Le gouvernement, quant à lui, a retardé la déclaration officielle de la zone de conservation comme réserve faunique afin de la protéger des menaces telles que l’exploitation forestière, l’agriculture et le braconnage, a déclaré Emmanuel Olabode, qui gère le projet de conservation de la faune sauvage dans la forêt de la Fondation nigériane pour la conservation.

Les gardes de la fondation se concentrent sur près de 6,5 kilomètres carrés de terres strictement protégées où l’on pense que les éléphants vivent et qui ont été désignées réserve de biosphère par l’UNESCO.

« Il appartient au gouvernement de faire respecter les réglementations », a déclaré Olabode, qui supervise les rangers de la fondation.

Les bûcherons ont même eu recours à la violence pour assurer leur approvisionnement en bois. Olabode a raconté que des assaillants armés de fusils d’assaut ont attaqué une base de patrouille de rangers en 2021, et que les bûcherons ont continué à couper des arbres.

« Nos rangers s’en sont sortis blessés et nous avons prévenu les autorités, mais rien n’a été fait et nous n’y sommes pas retournés pour des raisons de sécurité », a déclaré Olabode, ajoutant que la zone n’est désormais plus protégée.
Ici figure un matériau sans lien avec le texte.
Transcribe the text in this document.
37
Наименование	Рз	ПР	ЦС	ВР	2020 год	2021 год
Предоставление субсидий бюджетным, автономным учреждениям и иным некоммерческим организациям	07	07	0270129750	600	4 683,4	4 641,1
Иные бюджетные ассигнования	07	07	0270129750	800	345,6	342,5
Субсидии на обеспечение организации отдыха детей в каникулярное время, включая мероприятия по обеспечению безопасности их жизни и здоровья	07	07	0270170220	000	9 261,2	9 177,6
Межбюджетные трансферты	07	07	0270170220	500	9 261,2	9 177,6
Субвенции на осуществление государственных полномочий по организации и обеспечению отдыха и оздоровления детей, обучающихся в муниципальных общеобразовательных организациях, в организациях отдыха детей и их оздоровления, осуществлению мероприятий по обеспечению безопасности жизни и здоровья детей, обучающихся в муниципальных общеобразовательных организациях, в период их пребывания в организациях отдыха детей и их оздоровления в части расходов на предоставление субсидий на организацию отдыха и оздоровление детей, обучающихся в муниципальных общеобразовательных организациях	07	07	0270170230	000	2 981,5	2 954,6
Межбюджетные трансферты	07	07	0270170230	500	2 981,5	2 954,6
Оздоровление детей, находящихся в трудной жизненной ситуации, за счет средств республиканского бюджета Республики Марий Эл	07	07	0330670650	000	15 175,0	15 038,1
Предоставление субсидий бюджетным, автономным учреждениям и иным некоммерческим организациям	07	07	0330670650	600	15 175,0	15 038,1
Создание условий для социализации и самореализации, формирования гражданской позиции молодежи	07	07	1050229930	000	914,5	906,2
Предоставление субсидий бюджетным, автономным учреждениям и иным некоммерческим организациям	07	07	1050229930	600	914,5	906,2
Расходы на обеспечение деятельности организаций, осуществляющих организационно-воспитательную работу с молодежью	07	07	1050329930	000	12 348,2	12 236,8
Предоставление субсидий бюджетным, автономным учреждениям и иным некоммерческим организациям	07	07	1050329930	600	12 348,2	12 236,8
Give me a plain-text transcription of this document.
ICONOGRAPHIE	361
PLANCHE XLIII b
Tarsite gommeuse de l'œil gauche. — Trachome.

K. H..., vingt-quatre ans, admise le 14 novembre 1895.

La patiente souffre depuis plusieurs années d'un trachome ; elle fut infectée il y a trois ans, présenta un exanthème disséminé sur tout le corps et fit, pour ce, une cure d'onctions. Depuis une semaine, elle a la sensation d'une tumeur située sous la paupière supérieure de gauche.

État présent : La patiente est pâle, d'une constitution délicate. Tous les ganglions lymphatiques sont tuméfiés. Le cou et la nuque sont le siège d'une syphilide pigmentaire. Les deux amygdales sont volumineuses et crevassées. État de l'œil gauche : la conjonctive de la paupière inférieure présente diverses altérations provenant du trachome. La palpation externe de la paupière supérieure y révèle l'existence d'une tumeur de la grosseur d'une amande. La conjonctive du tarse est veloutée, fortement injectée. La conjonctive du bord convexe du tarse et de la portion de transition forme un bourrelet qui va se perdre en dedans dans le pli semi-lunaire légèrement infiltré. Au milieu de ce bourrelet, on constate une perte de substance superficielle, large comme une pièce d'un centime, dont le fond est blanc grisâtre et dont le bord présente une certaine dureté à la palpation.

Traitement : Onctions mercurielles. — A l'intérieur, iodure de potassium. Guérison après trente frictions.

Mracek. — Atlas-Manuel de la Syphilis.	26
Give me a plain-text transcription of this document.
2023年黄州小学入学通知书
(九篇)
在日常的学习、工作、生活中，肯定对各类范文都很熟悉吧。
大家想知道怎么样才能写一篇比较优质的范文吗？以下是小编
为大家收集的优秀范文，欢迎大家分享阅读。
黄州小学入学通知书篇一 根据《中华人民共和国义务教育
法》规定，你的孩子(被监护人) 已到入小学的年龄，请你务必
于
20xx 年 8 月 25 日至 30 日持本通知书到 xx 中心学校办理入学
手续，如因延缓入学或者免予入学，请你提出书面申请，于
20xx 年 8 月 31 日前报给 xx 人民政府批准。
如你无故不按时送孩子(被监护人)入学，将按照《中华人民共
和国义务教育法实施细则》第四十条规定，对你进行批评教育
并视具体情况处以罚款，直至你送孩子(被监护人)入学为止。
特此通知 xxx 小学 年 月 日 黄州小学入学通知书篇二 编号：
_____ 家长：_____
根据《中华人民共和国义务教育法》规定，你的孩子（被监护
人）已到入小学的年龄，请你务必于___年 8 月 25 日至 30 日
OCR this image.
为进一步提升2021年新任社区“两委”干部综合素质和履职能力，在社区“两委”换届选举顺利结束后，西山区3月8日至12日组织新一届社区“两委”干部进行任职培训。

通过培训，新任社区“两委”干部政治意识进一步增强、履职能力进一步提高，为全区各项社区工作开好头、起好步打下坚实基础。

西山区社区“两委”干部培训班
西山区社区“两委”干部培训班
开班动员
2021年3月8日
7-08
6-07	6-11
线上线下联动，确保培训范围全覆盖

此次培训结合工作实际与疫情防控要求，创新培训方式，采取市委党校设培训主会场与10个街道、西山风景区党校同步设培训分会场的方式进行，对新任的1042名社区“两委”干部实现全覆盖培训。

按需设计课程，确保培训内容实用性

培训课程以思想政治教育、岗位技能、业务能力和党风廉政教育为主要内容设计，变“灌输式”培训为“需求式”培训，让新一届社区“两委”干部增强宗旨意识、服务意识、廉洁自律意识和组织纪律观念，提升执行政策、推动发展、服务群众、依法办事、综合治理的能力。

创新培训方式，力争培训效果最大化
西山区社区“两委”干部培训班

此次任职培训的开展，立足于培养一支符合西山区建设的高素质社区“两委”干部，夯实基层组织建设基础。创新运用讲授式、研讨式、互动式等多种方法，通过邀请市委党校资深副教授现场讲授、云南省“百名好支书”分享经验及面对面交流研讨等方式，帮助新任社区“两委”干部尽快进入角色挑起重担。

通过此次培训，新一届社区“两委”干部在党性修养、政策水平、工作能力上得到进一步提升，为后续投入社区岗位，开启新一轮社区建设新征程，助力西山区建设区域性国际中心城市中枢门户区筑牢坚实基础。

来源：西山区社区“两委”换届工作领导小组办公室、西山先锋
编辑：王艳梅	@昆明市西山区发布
Le gouvernement déclare qu’il prévoit d’employer l’armée et la police pour lutter contre les opérateurs illégaux. Il exhorte les bûcherons qui respectent les règles à « combattre leurs membres qui pratiquent l’illégalité ».

Plus d’information:
Ceci est le deuxième d’une série d’histoires sur la réserve forestière d’Omo. Lisez le premier volet ici.

© 2023 La Presse associée. Tous droits réservés. Ce matériel ne peut être publié, diffusé, réécrit ou redistribué sans autorisation.